Paylaş
Gazeteci arkadaşımız, Burak Elmas’a soruyor:
“Sayın başkan nereden çıktı bu sürpriz ayrılık kararı? Sebebini söyleyebilir misiniz?”
Elmas, “Ben ve yönetim kurulu arkadaşlarımız öyle karar verdik” diye geçiştiriyor ama ‘bizimkiler’ inatçı ve ısrarlı!
“Peki sebep? Sebep ne sayın başkan?” diye yineliyorlar sorularını...
Hangi birini söylesin, nasıl söylesin sayın başkan. Söyleyip de “Ağabeyim” dediği Terim’i incitsin...
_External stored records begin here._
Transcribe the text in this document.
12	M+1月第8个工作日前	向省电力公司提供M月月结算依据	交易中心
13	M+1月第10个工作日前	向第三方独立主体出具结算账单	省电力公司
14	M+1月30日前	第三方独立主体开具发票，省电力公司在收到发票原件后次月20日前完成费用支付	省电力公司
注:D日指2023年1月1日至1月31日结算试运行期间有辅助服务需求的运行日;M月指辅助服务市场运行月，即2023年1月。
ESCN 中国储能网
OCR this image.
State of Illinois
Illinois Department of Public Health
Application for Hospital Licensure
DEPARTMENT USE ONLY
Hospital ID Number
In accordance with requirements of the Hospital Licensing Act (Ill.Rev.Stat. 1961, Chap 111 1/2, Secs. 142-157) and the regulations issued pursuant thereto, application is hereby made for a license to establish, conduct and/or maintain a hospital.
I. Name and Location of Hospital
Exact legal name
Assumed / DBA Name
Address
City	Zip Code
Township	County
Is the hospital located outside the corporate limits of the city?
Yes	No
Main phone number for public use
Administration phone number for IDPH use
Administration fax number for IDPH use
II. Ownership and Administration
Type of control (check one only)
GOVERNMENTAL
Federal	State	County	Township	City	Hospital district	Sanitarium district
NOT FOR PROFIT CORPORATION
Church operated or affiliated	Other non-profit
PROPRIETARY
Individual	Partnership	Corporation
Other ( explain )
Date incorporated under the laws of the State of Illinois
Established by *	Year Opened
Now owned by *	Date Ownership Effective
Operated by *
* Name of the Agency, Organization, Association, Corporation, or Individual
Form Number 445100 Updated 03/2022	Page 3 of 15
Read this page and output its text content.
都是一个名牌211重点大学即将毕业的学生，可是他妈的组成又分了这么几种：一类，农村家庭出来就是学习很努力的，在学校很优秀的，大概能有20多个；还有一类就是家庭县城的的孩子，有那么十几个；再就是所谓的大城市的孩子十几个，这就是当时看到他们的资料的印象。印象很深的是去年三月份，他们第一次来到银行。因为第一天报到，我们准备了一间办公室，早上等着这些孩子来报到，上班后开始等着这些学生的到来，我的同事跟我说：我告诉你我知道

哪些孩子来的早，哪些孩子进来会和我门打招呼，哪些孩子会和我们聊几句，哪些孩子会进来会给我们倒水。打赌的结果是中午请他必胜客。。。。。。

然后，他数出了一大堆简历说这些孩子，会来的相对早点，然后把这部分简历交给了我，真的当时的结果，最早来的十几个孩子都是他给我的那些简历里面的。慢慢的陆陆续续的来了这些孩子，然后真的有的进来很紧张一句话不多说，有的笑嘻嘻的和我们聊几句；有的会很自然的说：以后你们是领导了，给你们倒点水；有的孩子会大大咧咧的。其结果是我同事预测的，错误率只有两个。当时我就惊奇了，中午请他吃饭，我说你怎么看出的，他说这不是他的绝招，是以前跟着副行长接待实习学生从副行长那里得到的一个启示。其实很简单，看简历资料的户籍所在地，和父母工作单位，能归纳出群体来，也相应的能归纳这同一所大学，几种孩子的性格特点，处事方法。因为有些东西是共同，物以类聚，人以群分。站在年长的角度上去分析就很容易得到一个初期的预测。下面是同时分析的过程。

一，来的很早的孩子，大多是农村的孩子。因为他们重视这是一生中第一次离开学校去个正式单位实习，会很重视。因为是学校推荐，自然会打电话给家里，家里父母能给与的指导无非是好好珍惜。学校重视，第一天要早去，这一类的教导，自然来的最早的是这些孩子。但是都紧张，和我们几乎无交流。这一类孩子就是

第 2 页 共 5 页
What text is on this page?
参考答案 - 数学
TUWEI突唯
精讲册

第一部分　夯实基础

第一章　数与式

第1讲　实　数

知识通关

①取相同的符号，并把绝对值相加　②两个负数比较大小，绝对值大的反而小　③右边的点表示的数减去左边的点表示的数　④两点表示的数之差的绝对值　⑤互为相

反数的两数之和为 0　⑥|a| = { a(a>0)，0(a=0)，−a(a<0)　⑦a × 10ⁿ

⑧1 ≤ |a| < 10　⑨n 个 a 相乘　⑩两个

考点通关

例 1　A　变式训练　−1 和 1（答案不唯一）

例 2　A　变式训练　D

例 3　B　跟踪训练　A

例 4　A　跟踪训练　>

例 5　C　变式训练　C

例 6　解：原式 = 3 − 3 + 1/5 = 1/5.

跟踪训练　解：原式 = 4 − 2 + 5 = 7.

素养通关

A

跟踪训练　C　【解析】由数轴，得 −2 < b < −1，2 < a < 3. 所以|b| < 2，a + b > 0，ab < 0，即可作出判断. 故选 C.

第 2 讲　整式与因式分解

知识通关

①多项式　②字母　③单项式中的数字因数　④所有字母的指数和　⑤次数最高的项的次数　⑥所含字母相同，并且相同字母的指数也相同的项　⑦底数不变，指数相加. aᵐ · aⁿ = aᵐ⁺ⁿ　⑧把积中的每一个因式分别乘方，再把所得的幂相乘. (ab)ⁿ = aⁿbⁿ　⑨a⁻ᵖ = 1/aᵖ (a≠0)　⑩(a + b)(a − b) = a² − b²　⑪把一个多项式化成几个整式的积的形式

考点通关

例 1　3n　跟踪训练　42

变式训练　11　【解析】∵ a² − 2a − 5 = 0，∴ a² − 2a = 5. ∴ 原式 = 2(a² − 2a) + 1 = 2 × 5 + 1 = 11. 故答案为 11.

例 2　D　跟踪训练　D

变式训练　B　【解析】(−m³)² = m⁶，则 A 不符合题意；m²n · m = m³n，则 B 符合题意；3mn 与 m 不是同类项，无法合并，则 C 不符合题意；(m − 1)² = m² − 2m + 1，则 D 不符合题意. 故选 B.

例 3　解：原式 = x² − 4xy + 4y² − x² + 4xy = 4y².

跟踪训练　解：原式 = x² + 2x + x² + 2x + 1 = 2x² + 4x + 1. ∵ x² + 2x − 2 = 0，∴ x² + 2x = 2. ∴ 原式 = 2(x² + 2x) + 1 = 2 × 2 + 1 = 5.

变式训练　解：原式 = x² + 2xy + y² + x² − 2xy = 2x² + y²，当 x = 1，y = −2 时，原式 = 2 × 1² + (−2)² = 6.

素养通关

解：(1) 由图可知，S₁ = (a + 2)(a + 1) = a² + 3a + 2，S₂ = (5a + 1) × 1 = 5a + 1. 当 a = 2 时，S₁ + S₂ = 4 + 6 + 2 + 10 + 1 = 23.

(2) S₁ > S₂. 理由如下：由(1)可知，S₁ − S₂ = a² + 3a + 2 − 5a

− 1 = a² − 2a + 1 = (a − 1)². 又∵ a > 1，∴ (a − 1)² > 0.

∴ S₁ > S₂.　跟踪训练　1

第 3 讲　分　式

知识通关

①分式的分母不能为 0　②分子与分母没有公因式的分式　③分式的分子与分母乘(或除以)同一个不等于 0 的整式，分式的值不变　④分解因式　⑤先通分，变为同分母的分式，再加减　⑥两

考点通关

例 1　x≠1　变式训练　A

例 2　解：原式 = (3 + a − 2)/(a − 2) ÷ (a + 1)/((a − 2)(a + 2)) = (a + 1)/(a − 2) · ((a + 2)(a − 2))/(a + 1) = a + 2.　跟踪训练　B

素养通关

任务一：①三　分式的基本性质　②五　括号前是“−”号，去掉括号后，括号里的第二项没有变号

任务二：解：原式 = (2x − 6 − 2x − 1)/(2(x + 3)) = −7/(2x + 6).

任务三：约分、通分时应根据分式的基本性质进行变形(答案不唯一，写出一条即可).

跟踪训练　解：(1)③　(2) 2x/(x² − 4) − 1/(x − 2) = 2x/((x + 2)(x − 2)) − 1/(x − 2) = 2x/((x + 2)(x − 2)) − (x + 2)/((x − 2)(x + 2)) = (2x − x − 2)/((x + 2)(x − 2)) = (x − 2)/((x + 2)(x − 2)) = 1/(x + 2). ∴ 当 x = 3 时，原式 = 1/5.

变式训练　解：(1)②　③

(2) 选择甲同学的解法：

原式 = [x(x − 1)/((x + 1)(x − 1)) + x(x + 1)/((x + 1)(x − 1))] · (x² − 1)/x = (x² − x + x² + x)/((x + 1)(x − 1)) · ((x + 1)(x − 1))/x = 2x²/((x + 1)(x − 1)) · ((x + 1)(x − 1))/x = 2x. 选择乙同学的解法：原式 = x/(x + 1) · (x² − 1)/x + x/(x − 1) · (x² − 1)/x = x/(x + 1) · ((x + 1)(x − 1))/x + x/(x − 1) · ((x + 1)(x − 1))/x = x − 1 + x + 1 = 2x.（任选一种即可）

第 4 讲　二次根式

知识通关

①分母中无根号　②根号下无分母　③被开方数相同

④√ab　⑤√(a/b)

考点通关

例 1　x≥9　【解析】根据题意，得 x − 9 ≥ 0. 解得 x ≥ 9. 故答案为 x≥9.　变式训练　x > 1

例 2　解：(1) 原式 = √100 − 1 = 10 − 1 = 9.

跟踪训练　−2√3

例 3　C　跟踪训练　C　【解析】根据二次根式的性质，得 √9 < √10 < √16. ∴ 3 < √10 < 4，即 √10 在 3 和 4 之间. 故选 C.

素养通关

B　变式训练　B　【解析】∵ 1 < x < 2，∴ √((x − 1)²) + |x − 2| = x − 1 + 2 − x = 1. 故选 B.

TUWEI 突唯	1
Maalesef şu; adı ‘Süper Lig puan tablosu’ iken, Galatasaraylılar için adeta ‘hüsran tablosu’ haline gelen durum bile ‘bizimkiler için’ yeterli olmuyor.
Kimse bunun sebeplerinden birinin; ligin yanı sıra kupada da bir alt ligin küme düşme potasındaki Denizlispor karşısında yaşanan o tarihi hezimet olabileceğini kestiremiyor.
Kimse sebeplerden birinin; transferlerdeki hayal kırıklıkları olabileceğini aklına getiremiyor.
Kimse sebeplerden birinin; hocanın sorumsuzca davranışlarıyla takımını yalnız bırakma huyun dan bir türlü vazgeçmeme olabileceğini düşünmüyor.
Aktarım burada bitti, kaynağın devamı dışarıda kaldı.